« Culture d’abord ! » Ce mot d’ordre, Léopold Sédar Senghor, Aimé Césaire et leurs amis noirs le lancent à Paris dans les années 1930. Le futur président du Sénégal restera fidèle toute sa vie à ce credo. Il ne cessera de marteler à son peuple, au risque d’être incompris des plus humbles, que la culture est supérieure à toute autre forme d’activité humaine. À ses yeux, la culture précède la politique, et l’engagement militant présuppose une émancipation personnelle, le rejet de l’assimilation, la volonté d’être soi-même et de vivre en accord avec sa « négritude », ce concept forgé dès 1935 par Césaire et Senghor pour célébrer les valeurs des peuples noirs.
Chez Senghor, la prise de conscience culturelle remonte à son enfance paysanne. À l’heure de la veillée familiale, le petit Sédar, encore illettré, mais intelligent et hypersensible, vibre à l’écoute des contes et légendes que les vieux transmettent à leur auditoire en haleine. Il entend les griots évoquer la grandeur perdue des empires d’autrefois. Il s’émerveille lorsque le dernier roi sérère fait halte au village, magnifiquement chamarré. Le souvenir ébloui de ces visites fastueuses s’imprimera dans la mémoire de l’enfant et du poète. Les émotions et les images, les visions et les rêves des premières années de jeunesse irrigueront les versets de son œuvre.

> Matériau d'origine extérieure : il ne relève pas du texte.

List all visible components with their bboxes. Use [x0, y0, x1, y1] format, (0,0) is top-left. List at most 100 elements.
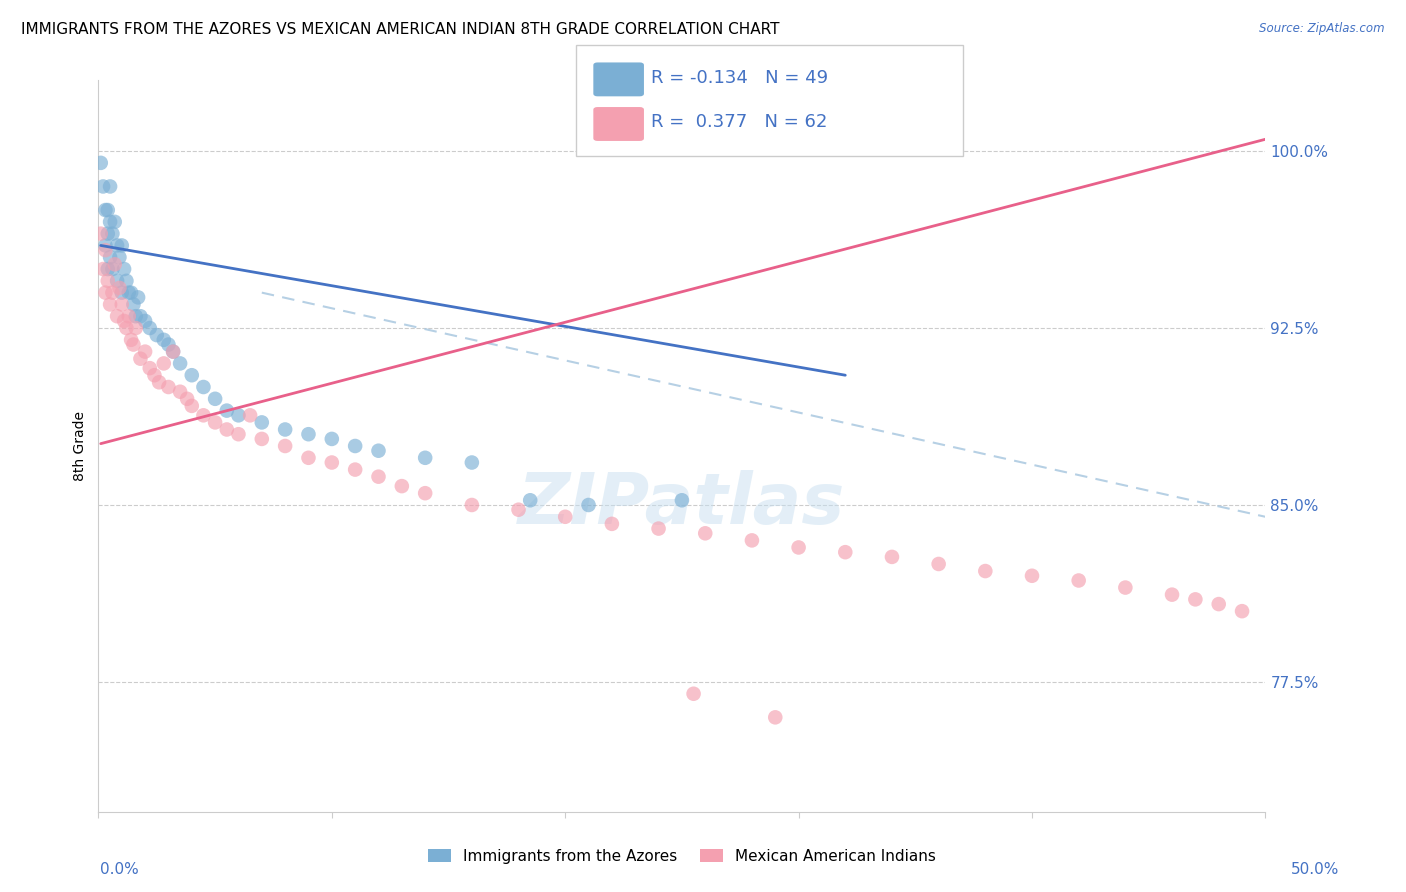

L’adieu à son « Royaume d’enfance » est un choc culturel. Voici ce gamin studieux confié, pour douze ans, aux missionnaires. Sa première rencontre avec les fastes et les rites du catholicisme impressionne et fait vibrer sa jeune âme païenne. Wolof, français, latin : Léopold découvre et absorbe simultanément trois lexiques, trois grammaires, trois langues non maternelles qui lui deviendront aussi familières que son sérère natal. Il « savoure comme des bonbons » ses premiers mots de français. Il se nourrit du latin « comme d’un lait fort et tonique de paysanne ». Il s’enthousiasme pour Corneille et surtout pour Hugo, qu’il nomme le « Maître du tam-tam ».
Au fil des ans, le jeune homme rêve de devenir prêtre et enseignant, mais s’irrite de la mentalité colonialiste des curés. L’Église, qui le trouve trop indocile, lui barre l’entrée du séminaire. Dégoûté, déprimé, il se sent humilié. Il ne portera jamais la soutane, mais décide de donner un sens à sa vie, en prouvant l’idée d’une « civilisation noire mais égale » : « C’est à ce moment que je perçus que le meilleur moyen de prouver la valeur de la culture noire, c’était de voler aux colonisateurs leurs armes : d’être un meilleur élève encore. » Mission accomplie trois ans plus tard lorsque Senghor, brillant bachelier, s’embarque pour la France. Mais il se sent déjà « déchiré » entre l’éducation familiale et les disciplines scolaires importées d’Europe, entre sa « conscience chrétienne » et son « sang sérère ».
L’adieu à son « Royaume d’enfance » est un choc culturel
Pendant ses trois années de khâgne à Louis-le-Grand, Senghor se jette à corps perdu dans les livres. En même temps qu’il le convertit au socialisme, son camarade Georges Pompidou lui sert d’« éveilleur ». Il l’initie aux textes récents et contemporains. Les romanciers et essayistes : Barrès, Gide, Péguy, Proust, Valéry. Les dramaturges dont ils vont applaudir les œuvres : Claudel, Giraudoux, Montherlant. Les poètes : Apollinaire, Baudelaire, Rimbaud. En exaltant la terre, Barrès le fait rêver de race et de nation. Senghor tient Gide pour le « prosateur classique des temps modernes ». Le Rimbaud d’Une Saison en enfer – « Je suis une bête, un Nègre » – l’émeut profondément. Il emprunte à Claudel la forme du verset poétique.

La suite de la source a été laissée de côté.